The Japanese daily Asahi Shimbun ranks third in circulation, at just over seven million copies per day, and two other Japanese papers claim a circulation in excess of five million. The largest paper in England is now the London Daily Mirror, with some four million copies sold per day, and both the Daily Sun and the Daily Express own circulations close to the three million mark. And the Evening News, with an average circulation of over a half-million copies, is the world’s bestselling evening newspaper.
After the New York Daily News, the Los Angeles Times is the nation’s best-selling newspaper, with about one million copies sold per day. The New York Times follows in the number-three position. Rounding out the top ten are, in order, the Chicago Tribune, Detroit News, Detroit Free Press, Chicago Sun-Times, Philadelphia Bulletin, New York Post, and Washington Post. But the Wall Street Journal, published around the nation rather than in one particular city, officially ranks as the number-two American daily, with a circulation of some one-and-a-half million copies. In all, American advertisers will spend about eight-and-a-half billion dollars this year on newspaper advertising!
Americans are far from the world’s greatest newspaper readers, however. That honor goes to the Swedes, who pore through about 564 papers for every 1,000 persons. (In the United States, the figure is 300 papers per 1,000 persons.) And the newspaper that comes closest to total national saturation is the Sunday Post, published in Glasgow, Scotland and read by about four-and-a-half million people each Sunday, more than 77 percent of all Scots of presumed newspaper-reading age.

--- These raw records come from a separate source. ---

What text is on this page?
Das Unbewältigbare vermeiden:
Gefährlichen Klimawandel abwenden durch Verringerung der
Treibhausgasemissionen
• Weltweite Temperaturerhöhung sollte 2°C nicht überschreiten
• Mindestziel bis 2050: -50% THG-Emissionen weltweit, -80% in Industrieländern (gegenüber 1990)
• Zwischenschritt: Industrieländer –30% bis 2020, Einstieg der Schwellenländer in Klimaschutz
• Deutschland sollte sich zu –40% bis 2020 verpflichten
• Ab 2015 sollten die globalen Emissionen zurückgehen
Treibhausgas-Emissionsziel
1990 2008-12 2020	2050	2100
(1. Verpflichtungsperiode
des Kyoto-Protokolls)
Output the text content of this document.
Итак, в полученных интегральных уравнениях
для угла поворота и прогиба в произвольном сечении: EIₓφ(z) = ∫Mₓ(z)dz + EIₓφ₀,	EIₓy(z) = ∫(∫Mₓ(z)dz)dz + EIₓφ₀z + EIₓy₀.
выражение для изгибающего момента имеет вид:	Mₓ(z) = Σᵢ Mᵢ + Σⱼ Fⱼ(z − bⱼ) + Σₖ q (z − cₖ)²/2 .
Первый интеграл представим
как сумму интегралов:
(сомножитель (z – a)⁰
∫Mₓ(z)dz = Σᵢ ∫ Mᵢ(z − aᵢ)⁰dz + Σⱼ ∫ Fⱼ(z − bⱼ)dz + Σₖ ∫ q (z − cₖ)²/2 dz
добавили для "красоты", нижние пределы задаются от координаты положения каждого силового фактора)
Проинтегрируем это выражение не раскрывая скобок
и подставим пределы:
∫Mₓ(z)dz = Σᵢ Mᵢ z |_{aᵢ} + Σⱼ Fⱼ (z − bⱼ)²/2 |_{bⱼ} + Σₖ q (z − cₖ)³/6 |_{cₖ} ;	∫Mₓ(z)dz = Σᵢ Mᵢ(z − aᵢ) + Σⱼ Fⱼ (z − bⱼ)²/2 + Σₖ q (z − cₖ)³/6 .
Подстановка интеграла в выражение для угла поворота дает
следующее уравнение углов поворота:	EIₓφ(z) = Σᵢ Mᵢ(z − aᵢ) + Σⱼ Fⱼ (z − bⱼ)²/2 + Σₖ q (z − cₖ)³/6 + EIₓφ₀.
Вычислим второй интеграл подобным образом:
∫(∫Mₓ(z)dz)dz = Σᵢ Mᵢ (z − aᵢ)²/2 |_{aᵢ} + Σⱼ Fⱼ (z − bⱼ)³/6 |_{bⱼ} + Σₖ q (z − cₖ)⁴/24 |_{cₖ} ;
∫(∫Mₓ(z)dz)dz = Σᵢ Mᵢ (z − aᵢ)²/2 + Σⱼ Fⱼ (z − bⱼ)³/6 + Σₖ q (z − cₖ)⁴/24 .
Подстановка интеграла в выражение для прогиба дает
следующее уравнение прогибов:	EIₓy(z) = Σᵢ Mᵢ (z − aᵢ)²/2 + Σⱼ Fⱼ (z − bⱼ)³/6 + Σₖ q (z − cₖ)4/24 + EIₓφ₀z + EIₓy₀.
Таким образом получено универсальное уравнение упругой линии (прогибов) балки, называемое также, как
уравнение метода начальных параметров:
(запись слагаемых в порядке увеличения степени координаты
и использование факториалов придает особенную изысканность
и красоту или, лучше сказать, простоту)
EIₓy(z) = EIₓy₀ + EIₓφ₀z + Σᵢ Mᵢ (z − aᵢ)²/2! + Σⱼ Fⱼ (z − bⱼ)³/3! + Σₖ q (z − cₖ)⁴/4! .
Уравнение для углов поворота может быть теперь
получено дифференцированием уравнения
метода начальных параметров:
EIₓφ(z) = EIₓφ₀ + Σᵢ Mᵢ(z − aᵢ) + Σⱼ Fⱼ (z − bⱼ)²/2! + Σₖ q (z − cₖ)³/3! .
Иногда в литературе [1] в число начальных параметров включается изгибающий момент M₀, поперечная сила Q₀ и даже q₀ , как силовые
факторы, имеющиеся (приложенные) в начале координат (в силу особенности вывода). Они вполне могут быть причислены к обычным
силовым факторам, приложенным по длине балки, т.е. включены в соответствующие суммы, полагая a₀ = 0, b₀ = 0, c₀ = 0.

No one who has carried home a copy of the New York Sunday Times could entertain any doubt as to the world’s largest newspaper in sheer bulk. The largest Sunday Times ever published, on October 17, 1965, consisted of 946 pages in fifteen sections, and weighed a whopping seven-and-a-half pounds! Let’s see, if the Sunday Times has a circulation of about one-and-a-half million copies, we can calculate that the average issue of that paper comprises a total of some 10 million pounds of paper. Now, that’s a small forest!